Virginia’s congressional delegation ought to assist the president’s proposals for tax justice

The US Capitol. (Photo credit: Toni Smith, USGS. Public domain

By Chris Wodicka

As the immediate pandemic and recession crisis subsides, Congress has a rare opportunity to address longstanding needs, including many that arose prior to the COVID-19 pandemic. While the von Biden administration and Congressional negotiators reached a bipartisan agreement to fund improvements to physical infrastructure – like roads and bridges – additional laws were proposed that would encourage investment in priorities like education and paid vacation.

Lawmakers can support full, equitable recreation and remove work barriers by helping families afford quality childcare and maintaining recent improvements in tax credits for families and professionals across Virginia for years to come.

At the state level, policymakers have made strides in recent years by expanding access to health care, raising the minimum wage in Virginia, and investing in improvements to schools and infrastructure. But there is still a lot of work to do. Additional federal funding would meaningfully expand the opportunities for families and communities excluded from rural and urban neighborhoods due to racial discrimination and divestment. This is not a pipe dream: President Biden’s proposal American family plan would help communities and families by providing $ 425 billion in childcare and universal preschools, $ 225 billion in paid vacations, and $ 109 billion in two years of free community college. In addition, legislators should invest from President Bidens American job plan not included in the latest bipartisan agreement, such as significant funding for housing and clean energy.

These investments would create immediate positive change for Virginia families. The president’s proposals would improve health care for 725,000 veterans in Virginia, expand health coverage to 94,000 people currently uninsured in our state, lift 89,000 children out of poverty by expanding newly improved child tax credits, and 164,000 early childhood Educate 3- and 4-year-olds in Virginia.

You may be wondering how do we pay for these investments? The president has proposed several tax equity measures, including reversing or reforming unnecessary tax breaks for profitable businesses and for taxpayers who earn more than $ 400,000 a year. One of these proposals would raise the corporate tax rate to 28 percent – still much lower than the 35 percent rate that prevailed before the 2017 Federal Tax Act.

In addition, President Biden is seeking sensible reforms in areas such as tax rates on capital gains (profits from the sale of assets) and stock dividends, which are taxed at much lower rates than wages and other “ordinary” income. The capital gains tax break has enabled people who live on their wealth to pay lower tax rates than people who work for a living. In the most extreme cases, several of the country’s richest people have made massive profits in recent years while paying almost no taxes relative to the size of those profits, according to recent reports from ProPublica. The reforms proposed by the president, which only apply to millionaires and billionaires, would be a modest step towards correcting this imbalance. Under the reform, capital gains over $ 1 million would be taxed at rates similar to wages.

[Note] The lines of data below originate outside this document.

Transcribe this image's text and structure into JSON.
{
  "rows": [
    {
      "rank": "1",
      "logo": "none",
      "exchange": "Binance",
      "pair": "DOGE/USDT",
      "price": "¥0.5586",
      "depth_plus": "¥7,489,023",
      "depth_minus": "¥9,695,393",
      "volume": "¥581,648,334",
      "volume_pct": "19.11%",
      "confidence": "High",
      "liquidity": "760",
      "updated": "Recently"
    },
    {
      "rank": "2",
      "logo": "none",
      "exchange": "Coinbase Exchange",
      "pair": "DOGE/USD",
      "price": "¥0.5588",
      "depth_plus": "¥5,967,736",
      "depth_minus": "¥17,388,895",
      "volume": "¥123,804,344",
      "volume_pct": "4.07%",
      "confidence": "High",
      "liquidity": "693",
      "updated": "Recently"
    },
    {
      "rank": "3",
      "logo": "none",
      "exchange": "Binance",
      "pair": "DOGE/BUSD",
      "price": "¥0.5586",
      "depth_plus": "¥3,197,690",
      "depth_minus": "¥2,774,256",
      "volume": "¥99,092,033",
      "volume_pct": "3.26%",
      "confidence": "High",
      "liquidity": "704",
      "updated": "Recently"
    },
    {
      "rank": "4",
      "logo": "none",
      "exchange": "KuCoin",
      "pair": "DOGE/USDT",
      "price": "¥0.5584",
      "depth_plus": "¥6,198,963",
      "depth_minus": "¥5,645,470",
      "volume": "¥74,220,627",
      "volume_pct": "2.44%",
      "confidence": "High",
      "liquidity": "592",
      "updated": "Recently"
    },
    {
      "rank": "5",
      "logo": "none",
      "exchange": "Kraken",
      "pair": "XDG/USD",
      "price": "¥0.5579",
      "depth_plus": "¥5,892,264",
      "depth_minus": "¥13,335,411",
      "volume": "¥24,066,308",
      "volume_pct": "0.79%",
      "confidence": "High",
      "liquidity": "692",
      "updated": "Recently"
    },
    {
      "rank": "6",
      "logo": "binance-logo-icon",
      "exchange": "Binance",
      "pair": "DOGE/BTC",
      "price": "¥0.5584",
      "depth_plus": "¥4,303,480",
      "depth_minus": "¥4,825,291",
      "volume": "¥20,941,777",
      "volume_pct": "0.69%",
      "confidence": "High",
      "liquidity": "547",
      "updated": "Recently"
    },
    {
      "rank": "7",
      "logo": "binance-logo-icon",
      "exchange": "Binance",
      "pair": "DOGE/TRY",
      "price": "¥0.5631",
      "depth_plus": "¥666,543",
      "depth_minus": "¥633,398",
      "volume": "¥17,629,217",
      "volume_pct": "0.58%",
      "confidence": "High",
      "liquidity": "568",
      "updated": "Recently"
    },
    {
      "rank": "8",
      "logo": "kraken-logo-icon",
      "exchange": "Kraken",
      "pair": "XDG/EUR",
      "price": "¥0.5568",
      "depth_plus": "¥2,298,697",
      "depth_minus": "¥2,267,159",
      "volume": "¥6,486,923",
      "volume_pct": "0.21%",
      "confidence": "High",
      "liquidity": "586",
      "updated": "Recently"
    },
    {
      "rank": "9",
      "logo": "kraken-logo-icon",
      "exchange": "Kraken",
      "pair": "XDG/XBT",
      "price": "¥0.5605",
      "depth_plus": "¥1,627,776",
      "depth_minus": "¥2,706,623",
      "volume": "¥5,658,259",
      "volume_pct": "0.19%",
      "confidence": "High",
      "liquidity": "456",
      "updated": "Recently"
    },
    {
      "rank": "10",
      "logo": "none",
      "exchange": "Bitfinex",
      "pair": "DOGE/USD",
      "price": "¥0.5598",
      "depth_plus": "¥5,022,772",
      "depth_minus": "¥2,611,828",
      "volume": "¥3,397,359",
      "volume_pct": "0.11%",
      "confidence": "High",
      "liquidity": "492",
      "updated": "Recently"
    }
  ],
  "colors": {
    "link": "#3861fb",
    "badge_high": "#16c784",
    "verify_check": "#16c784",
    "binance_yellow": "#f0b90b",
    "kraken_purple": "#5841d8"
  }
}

A Recent study from the Institute on Taxation and Economic Policy shows that this proposal would affect an extremely small number of Virginia taxpayers – only about 0.4 percent of all taxpayers in the state.

These proposals are narrow and given the current low interest rates, wealthy individuals will continue to invest in companies, real estate and stocks. The ITEP study finds that the proposed income (the capital gains and dividend income of millionaires who would be taxed at the new tax rate) would represent only 3.5 percent of the total income that will go to all Virginians in the next year. And President Biden’s proposal also removes the loophole that currently allows wealthy individuals to pass assets on to their heirs tax-free. Eliminating this loophole would result in money being reinvested in productive areas.

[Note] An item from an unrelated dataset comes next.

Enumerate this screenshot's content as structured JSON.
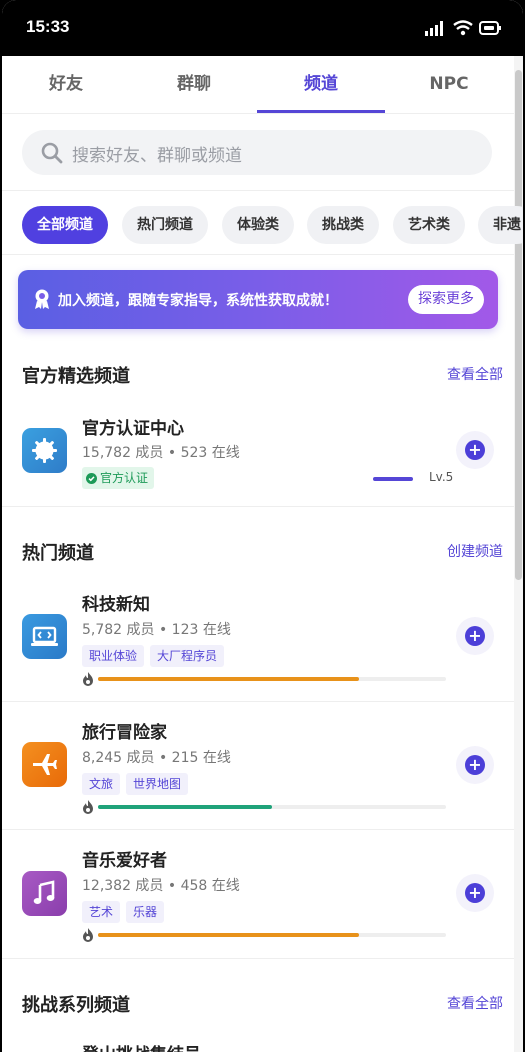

The new, fairer tax rate, which affects just 3.5 percent of national income, would likely have minimal impact on our state on its own, but the substantial investment in the President’s plan would benefit all of our communities.

The government proposal would also reset the highest individual income tax rate for “ordinary” income over $ 452,700 per year ($ 509,300 for co-filing couples) to 39.6 percent, which it was before the 2017 tax cuts.

President Biden’s proposal for capital gains and dividends is a sensible reform that would make federal tax law fairer. We ask the Virginia Congress delegation to support tax justice and invest in our communities.

Chris Wodicka is a Senior Policy Analyst at the Commonwealth Institute for Fiscal Analysis.